No ciberespaço, essa aceleração da troca de informações nos dá o poder de
desencarnar, ficar alheios às convenções de espaço e tempo para nos tornarmos
personas virtuais capazes de viajar na velocidade da luz. Isso confunde as relações
dos seres humanos com o mundo e desordena a história (VIRILIO, 1993).
MORTE E SOCIEDADE
A morte é um tema que sempre teve grande relevância para a sociedade. Cada
cultura, situada em um determinado espaço territorial e em um período de tempo,
tem uma forma de lidar com a morte. Analisar o relacionamento do homem com a
morte, a expressão do luto e a representação da morte, mais do que compreender a
finitude da vida, ajuda a compreender como uma sociedade lida e interpreta a vida.
Heidegger (2004) considera que a morte pertence à própria estrutura
essencial da existência e plenifica a vida, pois a existência humana é um ser-para-amorte. Ela é intrínseca, nascemos morrendo e morremos a cada dia. “Quando o
homem começa a viver, tem idade suficiente para morrer” (MARANHÃO, 1998, p.
69).
Sendo a morte um processo natural da vida, aceitá-la contribui para a
preservação do indivíduo:
A morte é um problema dos vivos. Os mortos não têm problemas. Entre as muitas
criaturas que morrem na Terra, a morte constitui um problema só para os seres
humanos.
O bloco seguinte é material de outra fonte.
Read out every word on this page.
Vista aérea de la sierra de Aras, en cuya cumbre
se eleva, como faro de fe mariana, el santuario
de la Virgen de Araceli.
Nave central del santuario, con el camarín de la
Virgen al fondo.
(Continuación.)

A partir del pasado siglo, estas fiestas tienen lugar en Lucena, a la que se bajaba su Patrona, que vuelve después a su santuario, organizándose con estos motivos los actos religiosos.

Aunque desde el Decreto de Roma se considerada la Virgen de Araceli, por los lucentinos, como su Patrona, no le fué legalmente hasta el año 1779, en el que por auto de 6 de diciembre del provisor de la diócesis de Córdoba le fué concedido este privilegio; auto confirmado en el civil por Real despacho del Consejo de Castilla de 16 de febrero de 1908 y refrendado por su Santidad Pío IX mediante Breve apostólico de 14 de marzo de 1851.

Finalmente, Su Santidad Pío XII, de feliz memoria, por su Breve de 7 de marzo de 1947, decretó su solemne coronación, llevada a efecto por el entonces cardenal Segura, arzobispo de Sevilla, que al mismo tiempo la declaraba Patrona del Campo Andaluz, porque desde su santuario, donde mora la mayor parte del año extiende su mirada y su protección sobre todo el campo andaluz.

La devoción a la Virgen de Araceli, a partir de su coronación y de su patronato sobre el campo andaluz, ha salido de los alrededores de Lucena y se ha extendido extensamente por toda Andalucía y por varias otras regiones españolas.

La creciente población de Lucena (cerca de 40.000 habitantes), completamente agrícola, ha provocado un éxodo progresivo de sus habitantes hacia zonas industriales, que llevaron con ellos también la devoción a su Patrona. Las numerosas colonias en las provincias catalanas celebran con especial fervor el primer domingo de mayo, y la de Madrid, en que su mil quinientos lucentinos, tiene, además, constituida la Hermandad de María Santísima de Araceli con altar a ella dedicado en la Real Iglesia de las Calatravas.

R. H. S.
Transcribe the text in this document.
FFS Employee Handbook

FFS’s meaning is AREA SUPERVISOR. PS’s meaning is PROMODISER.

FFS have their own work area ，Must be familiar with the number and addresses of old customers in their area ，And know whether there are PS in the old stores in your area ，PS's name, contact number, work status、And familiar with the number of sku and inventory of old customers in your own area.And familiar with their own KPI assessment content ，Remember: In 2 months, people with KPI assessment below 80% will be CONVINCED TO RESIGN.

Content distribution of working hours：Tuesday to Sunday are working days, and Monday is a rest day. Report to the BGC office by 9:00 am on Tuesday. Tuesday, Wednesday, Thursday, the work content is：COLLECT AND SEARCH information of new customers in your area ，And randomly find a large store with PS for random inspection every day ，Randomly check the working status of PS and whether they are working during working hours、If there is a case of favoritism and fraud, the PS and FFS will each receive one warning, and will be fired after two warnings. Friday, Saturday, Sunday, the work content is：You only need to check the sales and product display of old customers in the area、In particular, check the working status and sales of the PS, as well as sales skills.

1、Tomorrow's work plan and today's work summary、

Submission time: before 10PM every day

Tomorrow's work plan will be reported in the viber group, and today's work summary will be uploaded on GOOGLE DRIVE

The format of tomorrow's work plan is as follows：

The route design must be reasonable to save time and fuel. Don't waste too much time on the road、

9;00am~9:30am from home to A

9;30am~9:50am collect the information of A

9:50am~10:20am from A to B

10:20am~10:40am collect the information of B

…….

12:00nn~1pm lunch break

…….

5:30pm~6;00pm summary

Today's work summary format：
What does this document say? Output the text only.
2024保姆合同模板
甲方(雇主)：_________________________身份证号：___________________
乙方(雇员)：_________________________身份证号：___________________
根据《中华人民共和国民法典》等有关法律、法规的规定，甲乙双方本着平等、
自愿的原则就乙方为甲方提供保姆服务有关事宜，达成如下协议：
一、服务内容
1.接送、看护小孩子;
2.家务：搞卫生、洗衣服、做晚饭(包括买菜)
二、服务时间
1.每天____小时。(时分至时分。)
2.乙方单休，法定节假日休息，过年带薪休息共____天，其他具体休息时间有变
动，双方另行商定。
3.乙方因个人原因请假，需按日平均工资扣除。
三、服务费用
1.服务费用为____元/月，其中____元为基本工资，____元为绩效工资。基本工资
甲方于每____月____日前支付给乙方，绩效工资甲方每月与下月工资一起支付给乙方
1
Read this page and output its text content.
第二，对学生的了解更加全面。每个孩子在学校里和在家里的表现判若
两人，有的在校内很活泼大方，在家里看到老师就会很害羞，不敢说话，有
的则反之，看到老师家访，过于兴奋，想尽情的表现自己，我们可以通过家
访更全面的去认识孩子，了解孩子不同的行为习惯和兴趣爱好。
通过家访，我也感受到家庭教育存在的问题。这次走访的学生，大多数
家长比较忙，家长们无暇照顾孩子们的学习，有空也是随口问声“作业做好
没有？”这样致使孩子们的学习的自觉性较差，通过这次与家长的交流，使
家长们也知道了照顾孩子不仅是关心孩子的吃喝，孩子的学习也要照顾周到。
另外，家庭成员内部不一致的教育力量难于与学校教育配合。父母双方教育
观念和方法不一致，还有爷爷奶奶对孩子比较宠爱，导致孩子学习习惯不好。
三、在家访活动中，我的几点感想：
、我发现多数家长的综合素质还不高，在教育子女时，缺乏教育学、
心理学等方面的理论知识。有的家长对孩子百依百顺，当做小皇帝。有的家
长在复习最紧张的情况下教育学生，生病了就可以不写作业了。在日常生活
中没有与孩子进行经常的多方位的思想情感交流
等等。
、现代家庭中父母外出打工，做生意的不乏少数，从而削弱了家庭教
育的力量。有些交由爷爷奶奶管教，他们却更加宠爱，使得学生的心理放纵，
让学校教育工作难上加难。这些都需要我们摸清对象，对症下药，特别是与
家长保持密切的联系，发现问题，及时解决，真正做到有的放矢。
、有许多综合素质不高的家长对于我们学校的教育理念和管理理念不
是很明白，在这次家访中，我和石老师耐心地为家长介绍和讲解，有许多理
Embora compartilhem o nascimento, a doença, a juventude, a
maturidade, a velhice e a morte com os animais, apenas eles, dentre todos os
vivos, sabem que morrerão; apenas eles podem prever seu próprio fim, estando
cientes de que pode ocorrer a qualquer momento e tomando precauções
especiais – como indivíduos e como grupos – para proteger-se contra a ameaça da
aniquilação (ELIAS, 2001, p. 10).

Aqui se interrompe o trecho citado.